The political shenanigans went to the 11th hour as Tsipras held out as long as possible to save face, but in the end he had to buckle despite his vow to the electorate.
Then he resigned as prime minister leaving a political vacuum in Athens.
Another Greek election
Now the people have gone to the polls again and voted Tsipras and his Syriza party back into power.
The result was a surprise as an outpouring of revenge voting against Syriza was expected.
The Greek election is not the only tricky poll the Eurozone faces before the end of the year.
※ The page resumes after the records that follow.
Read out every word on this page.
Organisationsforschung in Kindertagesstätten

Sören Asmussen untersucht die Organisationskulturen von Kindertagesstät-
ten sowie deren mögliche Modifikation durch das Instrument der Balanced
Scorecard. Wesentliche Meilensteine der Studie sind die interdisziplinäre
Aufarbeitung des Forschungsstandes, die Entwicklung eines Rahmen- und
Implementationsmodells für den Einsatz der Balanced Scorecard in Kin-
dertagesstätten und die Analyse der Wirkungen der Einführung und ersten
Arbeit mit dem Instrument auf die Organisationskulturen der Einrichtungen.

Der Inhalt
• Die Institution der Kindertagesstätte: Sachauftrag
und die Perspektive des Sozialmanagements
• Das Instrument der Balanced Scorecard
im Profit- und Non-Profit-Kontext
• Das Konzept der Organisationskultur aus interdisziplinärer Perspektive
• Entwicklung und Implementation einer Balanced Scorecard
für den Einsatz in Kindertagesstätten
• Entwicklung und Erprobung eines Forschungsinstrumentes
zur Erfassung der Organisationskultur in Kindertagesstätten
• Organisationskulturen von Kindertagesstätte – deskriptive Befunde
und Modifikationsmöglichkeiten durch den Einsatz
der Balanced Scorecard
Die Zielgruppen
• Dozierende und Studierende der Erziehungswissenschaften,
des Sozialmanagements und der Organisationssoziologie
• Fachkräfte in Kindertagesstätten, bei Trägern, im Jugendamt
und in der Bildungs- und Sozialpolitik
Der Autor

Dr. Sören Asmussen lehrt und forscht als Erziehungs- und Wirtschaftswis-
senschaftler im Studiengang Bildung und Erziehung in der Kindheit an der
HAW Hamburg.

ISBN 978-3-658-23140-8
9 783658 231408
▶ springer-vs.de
Next up this weekend is an election in Catalonia, Spain.
Spain under pressure
Catalonians are turning the vote into a referendum for independence and the pro-independence coalition is expected to win hands down, putting pressure on the national government.
Then, Spain faces a national election in December, which is expected to the People’s Party or Socialist Party. The outcome is uncertain, but although Spain has benefitted from a Eurozone bail out, the economic is much different to Greek austerity.
Spain has one of Europe’s fastest growing economies and the dark days of austerity look to well behind the country.
Some smaller parties challenged in local elections earlier in the year, so a coalition of some kind towards the left or centre is not an unlikely outcome.
Portugal goes to the polls
Another bail out country heading for the hustings is Portugal.
Politics in Portugal are steady despite tough austerity measures imposed in 2011 under bail out terms.
The Socialist Party is a nose ahead of the ruling Social Democrats in the polls, but the vote early in October is not expected to ruffle the economy or the smooth flow of state business.
With such a narrow gap in the popularity polls so close to election day, a minority led coalition is possible, but the Social Democrats remain popular and could well win another term.